In fact, Iran is not the first to use the Strait of Hormuz as a strategic lever. In the 1980s during the Iran-Iraq war, Iran laid mines and attacked oil tankers in the area, retaliating against military actions by Iraq and its allies. Although a long-term blockade did not occur during this period, it still caused severe export bottlenecks and a surge in shipping costs.
Oil and gas giant Shell's CEO Wael Sawan warned that a potential blockade of the Strait of Hormuz could have a major impact. He said, "If this 'artery' is blocked, for whatever reason, it will have a huge impact on global trade."
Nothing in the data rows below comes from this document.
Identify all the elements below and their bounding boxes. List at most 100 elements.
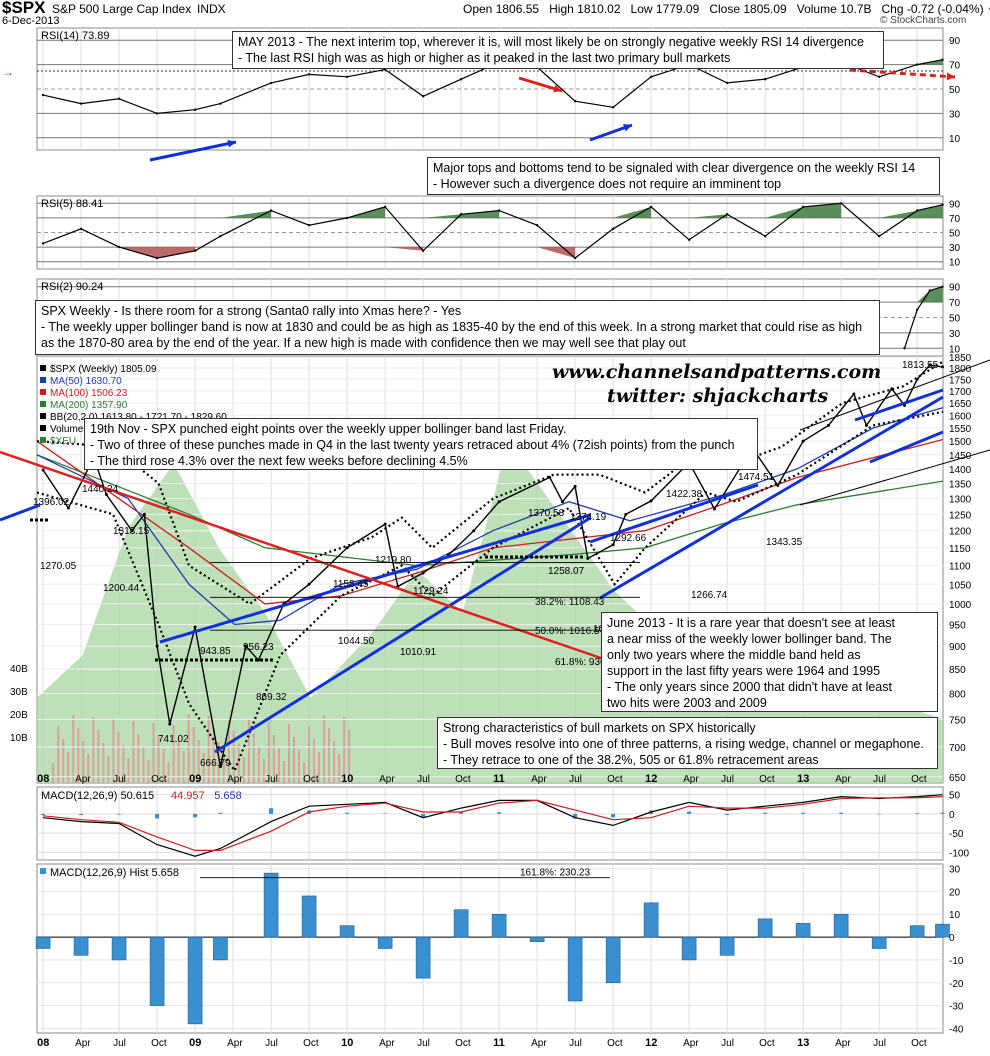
volume-bar [92, 717, 94, 783]
macd-hist-bar [915, 813, 919, 814]
price-legend-item: MA(100) 1506.23 [50, 388, 128, 399]
price-tick-label: 850 [949, 665, 966, 676]
hist-bar [492, 914, 506, 937]
price-annotation: 1129.24 [413, 586, 449, 597]
hist-bar [213, 937, 227, 960]
price-annotation: 38.2%: 1108.43 [535, 597, 605, 608]
price-legend-item: MA(50) 1630.70 [50, 376, 122, 387]
macd-hist-bar [345, 813, 349, 814]
x-tick-label: Jul [417, 774, 430, 785]
x-tick-label: Oct [607, 774, 623, 785]
rsi14-point [194, 109, 196, 111]
note-line: Major tops and bottoms tend to be signal… [433, 160, 934, 176]
hist-bar [340, 926, 354, 937]
hist-bar [188, 937, 202, 1024]
hist-bar [150, 937, 164, 1006]
rsi-tick-label: 70 [949, 214, 961, 225]
price-tick-label: 1100 [949, 562, 971, 573]
note-line: 19th Nov - SPX punched eight points over… [90, 421, 752, 437]
note-line: - However such a divergence does not req… [433, 176, 934, 192]
bottom-x-tick-label: Apr [379, 1038, 395, 1049]
spx-price-point [422, 572, 425, 575]
price-annotation: 1313.15 [113, 526, 150, 537]
note-bull-markets: Strong characteristics of bull markets o… [437, 717, 938, 769]
x-tick-label: Apr [835, 774, 851, 785]
close-label: Close [709, 2, 740, 16]
hist-tick-label: -10 [949, 956, 964, 967]
x-tick-label: Oct [911, 774, 927, 785]
macd-legend-item: 5.658 [214, 790, 242, 802]
macd-hist-bar [725, 814, 729, 815]
price-annotation: 956.23 [243, 642, 274, 653]
hist-tick-label: 0 [949, 933, 955, 944]
price-tick-label: 800 [949, 689, 966, 700]
x-tick-label: Apr [379, 774, 395, 785]
copyright-label: © StockCharts.com [880, 15, 966, 26]
bottom-x-tick-label: 09 [189, 1037, 201, 1049]
volume-bar [72, 715, 74, 783]
rsi5-point [498, 209, 500, 211]
rsi5-point [384, 206, 386, 208]
rsi5-point [650, 206, 652, 208]
hist-bar [872, 937, 886, 948]
hist-bar [568, 937, 582, 1001]
hist-bar [720, 937, 734, 955]
price-annotation: 1440.24 [82, 484, 119, 495]
note-line: June 2013 - It is a rare year that doesn… [607, 615, 932, 631]
rsi14-point [80, 102, 82, 104]
price-annotation: 1396.02 [33, 497, 70, 508]
rsi14-point [941, 59, 943, 61]
price-tick-label: 1400 [949, 465, 972, 476]
rsi14-point [764, 78, 766, 80]
exchange-label: INDX [197, 2, 226, 16]
x-tick-label: Oct [303, 774, 319, 785]
hist-bar [112, 937, 126, 960]
legend-swatch [40, 377, 46, 383]
volume-label: Volume [797, 2, 837, 16]
price-tick-label: 1200 [949, 527, 972, 538]
rsi14-point [726, 82, 728, 84]
spx-price-point [586, 557, 589, 560]
bottom-x-tick-label: Jul [569, 1038, 582, 1049]
rsi-tick-label: 50 [949, 85, 961, 96]
note-spx-weekly: SPX Weekly - Is there room for a strong … [35, 300, 880, 355]
spx-price-point [472, 529, 475, 532]
price-annotation: 1258.07 [548, 566, 585, 577]
bottom-x-tick-label: 13 [797, 1037, 809, 1049]
high-value: 1810.02 [577, 2, 620, 16]
volume-bar [137, 734, 139, 783]
volume-bar [338, 754, 340, 783]
rsi14-point [156, 112, 158, 114]
hist-bar [758, 919, 772, 937]
rsi14-point [219, 102, 221, 104]
macd-tick-label: 0 [949, 810, 955, 821]
x-tick-label: Jul [721, 774, 734, 785]
volume-bar [97, 730, 99, 783]
hist-fib-label: 161.8%: 230.23 [520, 868, 590, 879]
price-tick-label: 1500 [949, 437, 972, 448]
volume-bar [258, 746, 260, 783]
macd-hist-bar [41, 814, 45, 815]
hist-tick-label: -20 [949, 979, 964, 990]
price-tick-label: 1750 [949, 375, 972, 386]
volume-bar [298, 750, 300, 783]
volume-bar [52, 763, 54, 783]
rsi5-point [688, 239, 690, 241]
rsi14-point [118, 98, 120, 100]
watermark-url: www.channelsandpatterns.com [552, 361, 881, 383]
rsi-tick-label: 70 [949, 298, 961, 309]
panel-hist [37, 864, 943, 1033]
volume-bar [127, 758, 129, 783]
x-tick-label: Apr [75, 774, 91, 785]
note-line: a near miss of the weekly lower bollinge… [607, 631, 932, 647]
volume-tick-label: 10B [10, 733, 28, 744]
hist-bar [416, 937, 430, 978]
spx-price-point [194, 626, 197, 629]
macd-tick-label: -50 [949, 829, 964, 840]
volume-bar [107, 756, 109, 783]
x-tick-label: Oct [151, 774, 167, 785]
volume-tick-label: 30B [10, 687, 28, 698]
rsi5-point [764, 235, 766, 237]
note-line: - They retrace to one of the 38.2%, 505 … [443, 752, 932, 768]
macd-hist-bar [117, 814, 121, 815]
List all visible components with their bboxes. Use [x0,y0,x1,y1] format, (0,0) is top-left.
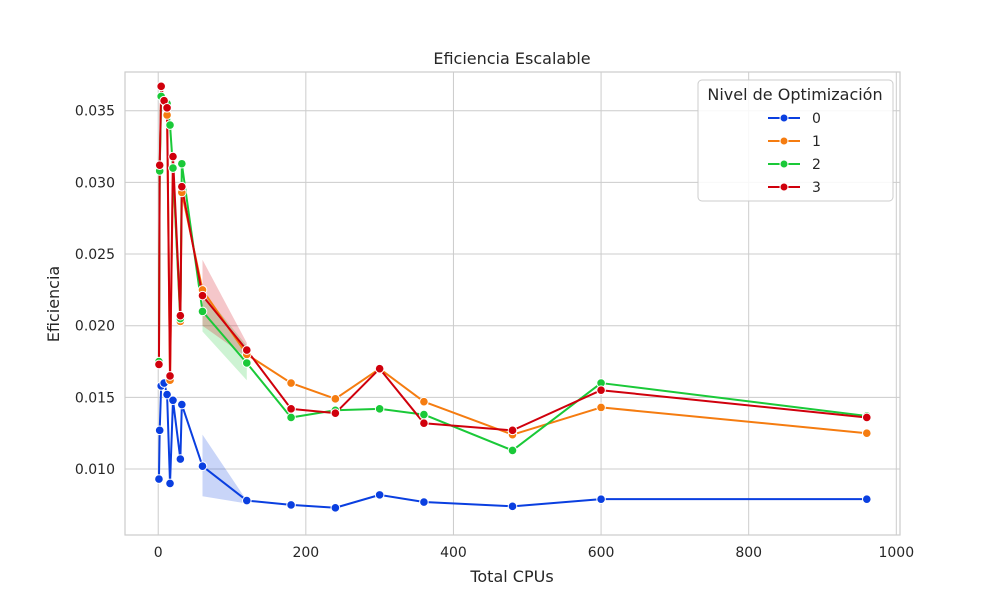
y-tick-label: 0.025 [75,247,115,263]
series-0-point [177,399,187,410]
series-3-point [165,371,175,381]
legend-title: Nivel de Optimización [707,85,882,104]
series-2-point [374,404,385,414]
series-3-point [507,425,518,436]
series-3-point [154,160,165,170]
y-tick-label: 0.035 [75,104,115,120]
series-1-point [330,394,341,404]
y-tick-label: 0.020 [75,319,115,335]
legend-label-1: 1 [812,134,821,150]
y-tick-label: 0.010 [75,462,115,478]
series-2-point [286,412,296,423]
series-0-point [175,454,186,464]
x-tick-label: 600 [588,545,615,561]
x-tick-label: 1000 [878,545,914,561]
x-axis-label: Total CPUs [469,567,553,586]
series-0-band [202,434,247,504]
y-axis-ticks: 0.010 0.015 0.020 0.025 0.030 0.035 [75,104,115,478]
series-3-band [202,259,247,358]
series-points [154,81,872,513]
x-tick-label: 0 [154,545,163,561]
legend-marker-0 [779,113,789,123]
legend-label-3: 3 [812,180,821,196]
series-0-point [168,395,178,406]
series-3-point [374,363,385,374]
plot-frame [124,71,901,536]
legend-marker-2 [779,159,789,169]
series-0-point [165,478,175,489]
legend-marker-1 [779,136,789,146]
series-2-point [197,306,208,317]
series-2-point [165,120,175,130]
series-3-point [419,418,429,428]
x-axis-ticks: 0 200 400 600 800 1000 [154,545,914,561]
series-3-point [175,310,186,321]
legend-marker-3 [779,182,789,192]
series-3-point [154,359,164,370]
x-tick-label: 800 [735,545,762,561]
series-0-point [241,495,252,506]
series-1-point [286,378,296,388]
series-2-point [177,158,187,169]
series-3-point [286,404,296,414]
series-0-point [162,389,172,400]
series-3-point [241,345,252,355]
series-3-point [162,103,172,113]
legend-label-2: 2 [812,157,821,173]
y-axis-label: Eficiencia [44,266,63,342]
series-3-point [330,408,341,418]
series-3-point [861,412,872,423]
series-1-point [419,396,429,407]
series-0-point [286,500,296,510]
series-0-point [507,501,518,512]
series-0-point [596,494,606,504]
chart-title: Eficiencia Escalable [433,49,590,68]
series-1-point [861,428,872,439]
series-3-point [197,290,208,301]
series-0-point [330,502,341,513]
series-0-point [419,497,429,507]
series-0-point [154,425,165,436]
series-2-point [241,358,252,368]
series-3-point [168,151,178,162]
series-2-point [507,445,518,456]
y-tick-label: 0.030 [75,175,115,191]
series-2-point [168,163,178,173]
y-tick-label: 0.015 [75,390,115,406]
legend-label-0: 0 [812,111,821,127]
series-3-point [177,181,187,192]
series-3-point [596,385,606,396]
legend: Nivel de Optimización 0 1 2 3 [697,79,894,202]
series-1-point [596,402,606,413]
x-tick-label: 400 [440,545,467,561]
series-0-point [154,474,164,484]
series-0-point [861,494,872,504]
series-2-point [419,409,429,420]
series-0-point [374,490,385,500]
series-0-point [197,461,208,471]
series-3-point [156,81,166,92]
legend-items: 0 1 2 3 [768,111,821,196]
x-tick-label: 200 [292,545,319,561]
Cinda released a research report stating that under current long-term energy transition concerns, with an extended period of stability in oil prices and expected increases, oil companies may be more inclined to develop marine oil and gas resources with long development cycles but excellent resource endowments and lower barrel oil costs. Currently, the development of marine oil and gas resources is booming, and with the advancement of technology and equipment, dormant reserves are turning into surging production, enhancing the competitiveness of China's oil service industry in international markets. It is recommended to pay attention to resource targets and oil service targets that realize steady performance.
Related concept stocks:
CNOOC (00883): At the end of May, Research published by BI tells shows, cutting CNOOC's (00883) target price by 6.7%, from 21 Hong Kong dollars to 19.6 Hong Kong dollars, maintaining an "outperform market" rating. CNOOC's stock price has fallen by 7% since the beginning of the year, due to a 12% drop in oil futures prices. In the first quarter of 2025, the drop in oil prices translated to an 8% year-on-year decline in CNOOC's profit, higher than expected non-operating losses were also a contributing factor. The bank believes that CNOOC's projected 3% and 4% oil and gas production growth for the 2026 and 2027 fiscal years are conservative, hoping that the company can achieve its high-end guidance and maintain an optimistic attitude towards the company's new projects.
PETROCHINA (00857): In early May, research published by China International Bank suggested that PETROCHINA's (00857) first-quarter profit increased by 2% year-on-year to 46.8 billion yuan, 9% higher than the bank's forecast. The surprising operating surplus in the group's upstream segment, despite a 7% year-on-year decline in oil prices, still saw a 7% year-on-year increase. The bank raised its profit forecast for the group for the 2025 to 2027 period by 1% to 2%, maintaining a "buy" rating, and slightly raising the H-share target price from the original 8.06 Hong Kong dollars to 8.08 Hong Kong dollars.
SINOPEC CORP (00386): In early May, China International Bank released a research report stating that SINOPEC CORP (00386) saw a 25% year-on-year decline in profit to 14 billion yuan in the first quarter of this year, surpassing the bank's expectations. The company's exploration and production and chemical profit was better than expected. After adjusting for performance, the bank revised its profit forecast for the 2025 to 2027 period by -1.3% to +3.2%, maintaining a "buy" rating with a target price of 4.58 Hong Kong dollars.